Nelle e-mail, comunicati stampa, inviti e volantini, si consiglia invece di utilizzare schwa e asterischi vari, per «un’amministrazione sempre più attenta e inclusiva». Qui la lezione è davvero basica, come gli esempi proposti: “Bella questa giacca, dove l’hai presa?”, risponde l’amico/a/*: “È fatta su misura, l’ha fatta il sarto Maria Teresa”. Poi ci sono le “eccezioni che abbiamo assorbito senza problemi, perché non sono una novità”. Vada sé, quindi, che il signor Mario Bianchi può essere una vittima e Federico Rossi una pedina del gioco, ma Giulia Bongiorno non può essere un avvocato.

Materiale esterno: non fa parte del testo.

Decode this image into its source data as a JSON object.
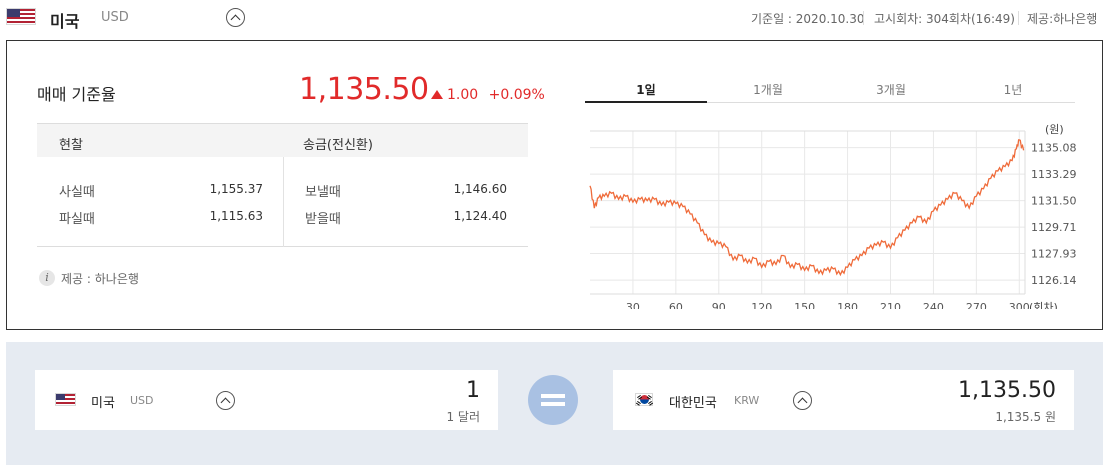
{
  "header": {
    "country": "미국",
    "currency": "USD",
    "base_date": "기준일 : 2020.10.30",
    "notice": "고시회차: 304회차(16:49)",
    "provider": "제공:하나은행"
  },
  "rate": {
    "title": "매매 기준율",
    "value": "1,135.50",
    "change": "1.00",
    "change_pct": "+0.09%"
  },
  "table": {
    "col_cash": "현찰",
    "col_remit": "송금(전신환)",
    "buy_label": "사실때",
    "buy_value": "1,155.37",
    "sell_label": "파실때",
    "sell_value": "1,115.63",
    "send_label": "보낼때",
    "send_value": "1,146.60",
    "receive_label": "받을때",
    "receive_value": "1,124.40"
  },
  "provider_note": "제공 : 하나은행",
  "tabs": [
    "1일",
    "1개월",
    "3개월",
    "1년"
  ],
  "active_tab": 0,
  "converter": {
    "from_country": "미국",
    "from_code": "USD",
    "from_amount": "1",
    "from_sub": "1 달러",
    "to_country": "대한민국",
    "to_code": "KRW",
    "to_amount": "1,135.50",
    "to_sub": "1,135.5 원"
  },
  "colors": {
    "accent": "#e12a2a",
    "line": "#ef6b3a",
    "converter_bg": "#e6ebf2",
    "equals": "#a9c1e3"
  },
  "chart_data": {
    "type": "line",
    "ylabel": "(원)",
    "xlabel": "(회차)",
    "x_ticks": [
      30,
      60,
      90,
      120,
      150,
      180,
      210,
      240,
      270,
      300
    ],
    "y_ticks": [
      "1135.08",
      "1133.29",
      "1131.50",
      "1129.71",
      "1127.93",
      "1126.14"
    ],
    "xlim": [
      0,
      304
    ],
    "ylim": [
      1125.2,
      1136.2
    ],
    "grid": true,
    "series": [
      {
        "x": [
          0,
          3,
          6,
          10,
          15,
          20,
          25,
          30,
          35,
          40,
          45,
          50,
          55,
          60,
          65,
          70,
          75,
          80,
          85,
          90,
          95,
          100,
          105,
          110,
          115,
          120,
          125,
          130,
          135,
          140,
          145,
          150,
          155,
          160,
          165,
          170,
          175,
          180,
          185,
          190,
          195,
          200,
          205,
          210,
          215,
          220,
          225,
          230,
          235,
          240,
          245,
          250,
          255,
          260,
          265,
          270,
          275,
          280,
          285,
          290,
          295,
          298,
          300,
          303
        ],
        "y": [
          1132.5,
          1131.0,
          1131.7,
          1131.8,
          1132.0,
          1131.6,
          1131.8,
          1131.4,
          1131.6,
          1131.5,
          1131.6,
          1131.2,
          1131.4,
          1131.3,
          1131.1,
          1130.6,
          1130.0,
          1129.2,
          1128.7,
          1128.6,
          1128.4,
          1127.5,
          1127.8,
          1127.3,
          1127.6,
          1127.0,
          1127.4,
          1127.2,
          1127.8,
          1127.0,
          1127.2,
          1126.8,
          1127.1,
          1126.6,
          1126.8,
          1126.9,
          1126.5,
          1127.0,
          1127.5,
          1127.8,
          1128.3,
          1128.5,
          1128.7,
          1128.3,
          1129.0,
          1129.5,
          1130.0,
          1130.4,
          1130.0,
          1130.8,
          1131.2,
          1131.6,
          1132.0,
          1131.5,
          1131.0,
          1131.8,
          1132.3,
          1133.0,
          1133.5,
          1133.8,
          1134.2,
          1135.0,
          1135.6,
          1134.9
        ]
      }
    ]
  }
}
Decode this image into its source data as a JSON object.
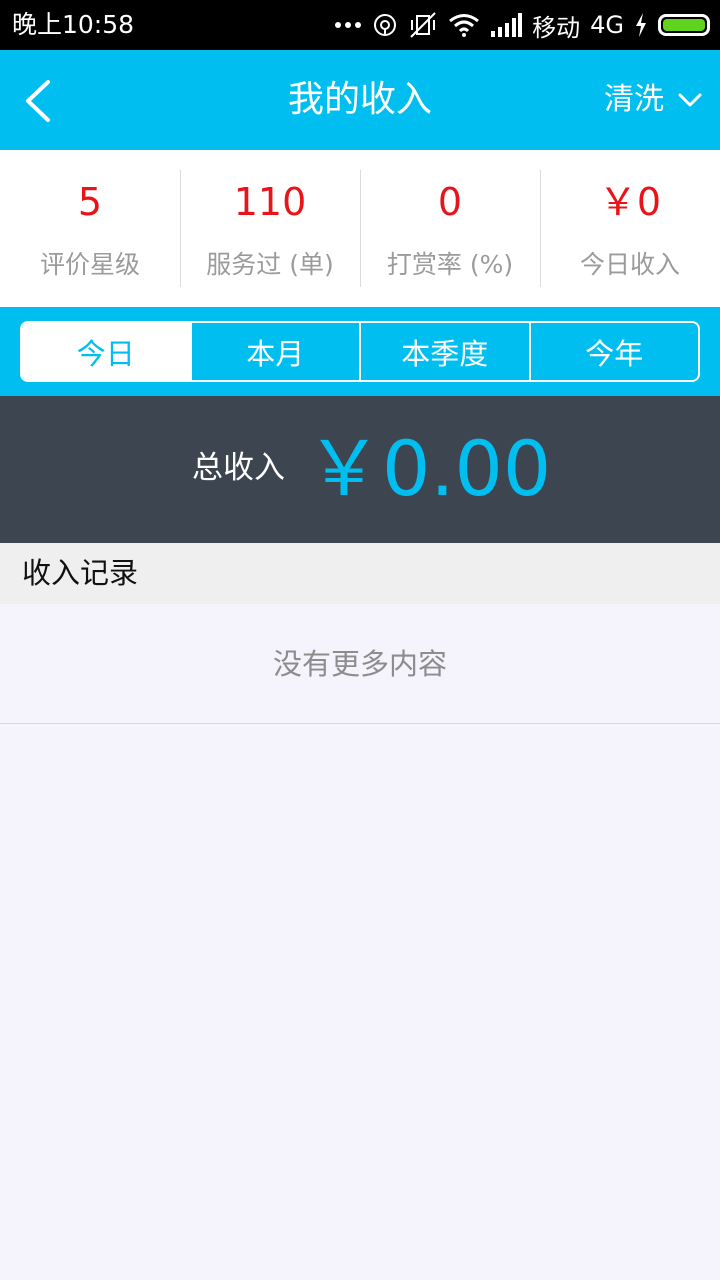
{
  "status_bar": {
    "time": "晚上10:58",
    "carrier": "移动",
    "network": "4G",
    "icons": [
      "more-dots-icon",
      "sync-icon",
      "vibrate-off-icon",
      "wifi-icon",
      "signal-icon",
      "charging-icon",
      "battery-icon"
    ],
    "battery_color": "#5fd31e"
  },
  "header": {
    "title": "我的收入",
    "service_filter": "清洗",
    "back_icon": "chevron-left-icon",
    "dropdown_icon": "chevron-down-icon",
    "background": "#00bff0"
  },
  "stats": [
    {
      "value": "5",
      "label": "评价星级"
    },
    {
      "value": "110",
      "label": "服务过 (单)"
    },
    {
      "value": "0",
      "label": "打赏率 (%)"
    },
    {
      "value": "￥0",
      "label": "今日收入"
    }
  ],
  "tabs": [
    {
      "label": "今日",
      "active": true
    },
    {
      "label": "本月",
      "active": false
    },
    {
      "label": "本季度",
      "active": false
    },
    {
      "label": "今年",
      "active": false
    }
  ],
  "total": {
    "label": "总收入",
    "amount": "￥0.00",
    "accent": "#00bff0",
    "panel_background": "#3d4550"
  },
  "records": {
    "title": "收入记录",
    "empty_text": "没有更多内容"
  },
  "colors": {
    "stat_value": "#e8141a",
    "label_gray": "#9b9b9b"
  }
}
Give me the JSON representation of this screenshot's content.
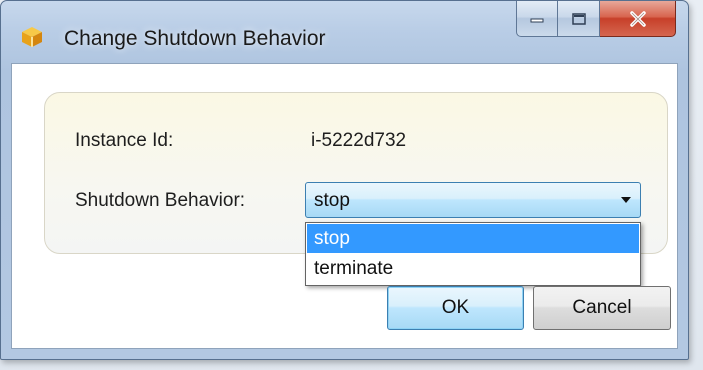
{
  "window": {
    "title": "Change Shutdown Behavior",
    "icon": "package-icon",
    "caption_buttons": [
      "minimize-icon",
      "maximize-icon",
      "close-icon"
    ]
  },
  "form": {
    "instance_id_label": "Instance Id:",
    "instance_id_value": "i-5222d732",
    "shutdown_label": "Shutdown Behavior:",
    "shutdown_value": "stop"
  },
  "dropdown": {
    "options": [
      "stop",
      "terminate"
    ],
    "selected": "stop"
  },
  "buttons": {
    "ok": "OK",
    "cancel": "Cancel"
  },
  "colors": {
    "selection": "#3399ff",
    "close_button": "#c7402a",
    "panel_background": "#fbf8e4"
  }
}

«Come amministrazione vogliamo creare un linguaggio in cui tutti i cittadini e le cittadine si sentano valorizzati e valorizzate nelle loro differenze, per dare visibilità a una diversità di genere», sottolinea la vicesindaca Emily Clancy. «Nominare i lavori dal punto di vista femminile significa togliere discriminazione, dare valore alle persone» le fa eco Rita Monticelli, docente universitaria e consigliera delegata del sindaco ai diritti umani. «La delibera che dà indicazioni precise su come utilizzare il linguaggio di genere ricorda Maurizio Ferretti, direttore del settore Innovazione del Comune-, è un manuale di uso pratico, in cui cercare suggerimenti per la stesura quotidiana dei documenti». Di certo, per mettere al rogo il genere maschile, il sindaco Lepore ha messo al lavoro (e magari anche pagato) non poche persone. Per poi però essere subito criticato dai suoi stessi compagni di partito. Proprio dalle file del Pd è arrivata la richiesta di rivedere le linee guida del manuale antisessista. «Risparmiate la parola “fraternità”, perché non può essere sostituita con “solidarietà”», ha lanciato l’appello Cristina Ceretti, consigliere comunale del Pd parlando di errore linguistico. Ma pazienza. In nome della parità di genere questo ed altro.